L’époque dans laquelle vécurent les principaux disciples directs d’Eckhart — Tauler et Suso, tous deux morts dans les années 1360 — fut plus troublée encore. Le XIVe siècle est un de ceux dont on aime à dire avec un peu d’emphase qu’ils sont “de fer”. C’est le début du bas Moyen Age avec ses crises polymorphes : guerres (de Cent Ans, 1337-1453), épidémies (peste noire de 1348), famines, crises religieuses (Grand Schisme d’Occident, 1378-1417). Or ce “temps d’épreuves” est aussi marqué par ce qu’André Vauchez a très justement appelé une “invasion mystique”. Cette époque voit également foisonner les mouvements populaires hérétiques. C’est de ce contexte d’effervescence religieuse et spirituelle dont nous allons traiter maintenant.
L’œuvre de Maître Eckhart est bilingue. Elle se partage en deux grands ensembles bien distincts : l’œuvre latine et l’œuvre allemande. Schématiquement, on pourrait dire que la première est celle du Lesemeister (“maître de lecture”), le maître de l’Université de Paris, qui s’exprime en latin scolastique pour un public instruit de clercs ; tandis que la seconde est celle du Lebemeister (“maître de vie”), le maître spirituel, qui prêche en langue vulgaire devant un auditoire d’hommes mais surtout de femmes, religieux ou laïcs. En somme, ici le latin et les clercs, là l’allemand et les laïcs.
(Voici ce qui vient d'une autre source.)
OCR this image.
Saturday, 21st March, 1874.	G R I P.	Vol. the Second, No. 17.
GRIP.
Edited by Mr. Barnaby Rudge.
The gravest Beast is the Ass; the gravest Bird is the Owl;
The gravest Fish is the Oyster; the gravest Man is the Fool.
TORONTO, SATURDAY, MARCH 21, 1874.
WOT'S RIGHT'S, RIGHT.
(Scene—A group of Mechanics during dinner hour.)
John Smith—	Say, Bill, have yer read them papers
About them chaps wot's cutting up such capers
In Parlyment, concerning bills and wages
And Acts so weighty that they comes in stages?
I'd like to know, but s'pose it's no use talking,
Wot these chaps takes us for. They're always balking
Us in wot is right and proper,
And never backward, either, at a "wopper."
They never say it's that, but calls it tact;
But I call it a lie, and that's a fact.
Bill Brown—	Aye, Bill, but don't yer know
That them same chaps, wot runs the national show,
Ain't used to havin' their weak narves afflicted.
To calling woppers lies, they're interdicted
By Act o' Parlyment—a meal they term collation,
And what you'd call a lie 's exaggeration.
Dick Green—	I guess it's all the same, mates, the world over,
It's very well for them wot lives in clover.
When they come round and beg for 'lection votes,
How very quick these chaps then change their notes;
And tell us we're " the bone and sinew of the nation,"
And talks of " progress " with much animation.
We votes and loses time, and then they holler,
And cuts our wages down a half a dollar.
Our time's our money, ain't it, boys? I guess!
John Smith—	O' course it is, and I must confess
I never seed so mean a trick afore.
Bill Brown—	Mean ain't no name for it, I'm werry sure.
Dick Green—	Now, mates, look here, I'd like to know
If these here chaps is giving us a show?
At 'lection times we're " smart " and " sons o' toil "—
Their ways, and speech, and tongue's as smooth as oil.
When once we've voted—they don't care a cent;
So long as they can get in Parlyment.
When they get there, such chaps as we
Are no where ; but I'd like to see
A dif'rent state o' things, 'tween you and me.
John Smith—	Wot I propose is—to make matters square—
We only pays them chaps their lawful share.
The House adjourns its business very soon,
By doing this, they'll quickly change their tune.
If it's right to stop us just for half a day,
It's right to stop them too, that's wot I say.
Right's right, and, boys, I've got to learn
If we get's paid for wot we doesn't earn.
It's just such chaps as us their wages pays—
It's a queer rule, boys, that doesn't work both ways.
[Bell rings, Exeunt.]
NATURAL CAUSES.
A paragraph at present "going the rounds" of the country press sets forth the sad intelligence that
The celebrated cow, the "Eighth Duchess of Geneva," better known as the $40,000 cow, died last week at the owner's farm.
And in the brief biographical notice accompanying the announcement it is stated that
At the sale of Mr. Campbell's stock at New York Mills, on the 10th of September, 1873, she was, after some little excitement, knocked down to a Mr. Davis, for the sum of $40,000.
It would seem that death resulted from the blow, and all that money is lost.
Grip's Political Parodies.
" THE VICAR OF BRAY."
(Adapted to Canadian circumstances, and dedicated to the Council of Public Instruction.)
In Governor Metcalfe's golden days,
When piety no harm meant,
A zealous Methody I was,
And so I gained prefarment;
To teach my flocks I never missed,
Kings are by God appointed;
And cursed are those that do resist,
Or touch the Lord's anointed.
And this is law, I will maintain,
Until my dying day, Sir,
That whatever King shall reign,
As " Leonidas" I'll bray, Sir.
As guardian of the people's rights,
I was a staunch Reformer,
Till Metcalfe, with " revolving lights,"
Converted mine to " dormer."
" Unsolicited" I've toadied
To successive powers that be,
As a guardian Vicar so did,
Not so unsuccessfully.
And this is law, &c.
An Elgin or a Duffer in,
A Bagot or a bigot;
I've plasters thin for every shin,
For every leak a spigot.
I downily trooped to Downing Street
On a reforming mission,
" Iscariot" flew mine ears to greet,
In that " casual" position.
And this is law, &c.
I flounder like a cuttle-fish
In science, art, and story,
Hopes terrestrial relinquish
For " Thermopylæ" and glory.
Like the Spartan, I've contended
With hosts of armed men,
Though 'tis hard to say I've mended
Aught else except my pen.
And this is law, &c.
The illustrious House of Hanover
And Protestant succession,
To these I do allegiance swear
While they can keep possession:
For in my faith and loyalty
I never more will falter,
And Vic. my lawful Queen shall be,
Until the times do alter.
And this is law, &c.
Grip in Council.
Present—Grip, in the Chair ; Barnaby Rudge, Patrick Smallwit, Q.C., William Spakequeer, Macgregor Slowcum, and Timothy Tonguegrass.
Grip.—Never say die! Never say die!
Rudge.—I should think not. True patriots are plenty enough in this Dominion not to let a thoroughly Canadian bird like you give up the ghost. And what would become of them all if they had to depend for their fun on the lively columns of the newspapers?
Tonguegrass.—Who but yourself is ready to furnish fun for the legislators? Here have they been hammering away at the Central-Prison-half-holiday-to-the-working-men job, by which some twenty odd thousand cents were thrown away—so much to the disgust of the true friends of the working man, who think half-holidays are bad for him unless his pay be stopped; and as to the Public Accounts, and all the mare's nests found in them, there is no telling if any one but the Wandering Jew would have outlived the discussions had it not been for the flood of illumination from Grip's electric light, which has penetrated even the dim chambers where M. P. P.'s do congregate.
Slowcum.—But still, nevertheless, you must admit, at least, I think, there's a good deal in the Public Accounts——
Maître Eckhart (vers 1260-vers 1328) vécut à la charnière du “beau XIIIe siècle” et du XIVe siècle, prélude à “l’automne du Moyen Age” selon l’heureuse formule de Huizinga. Maître en théologie de l’Université de Paris et prédicateur en langue vernaculaire dans la région rhénane (à Strasbourg, à Cologne, et leurs environs), la vie d’Eckhart se déroule entre plusieurs pays, langues et cultures. Essentiellement, le royaume de France et le Saint Empire romain germanique, le latin et l’allemand — précisément le moyen-haut-allemand (Mittelhochdeutsch) — , le monde des clercs et celui des laïcs.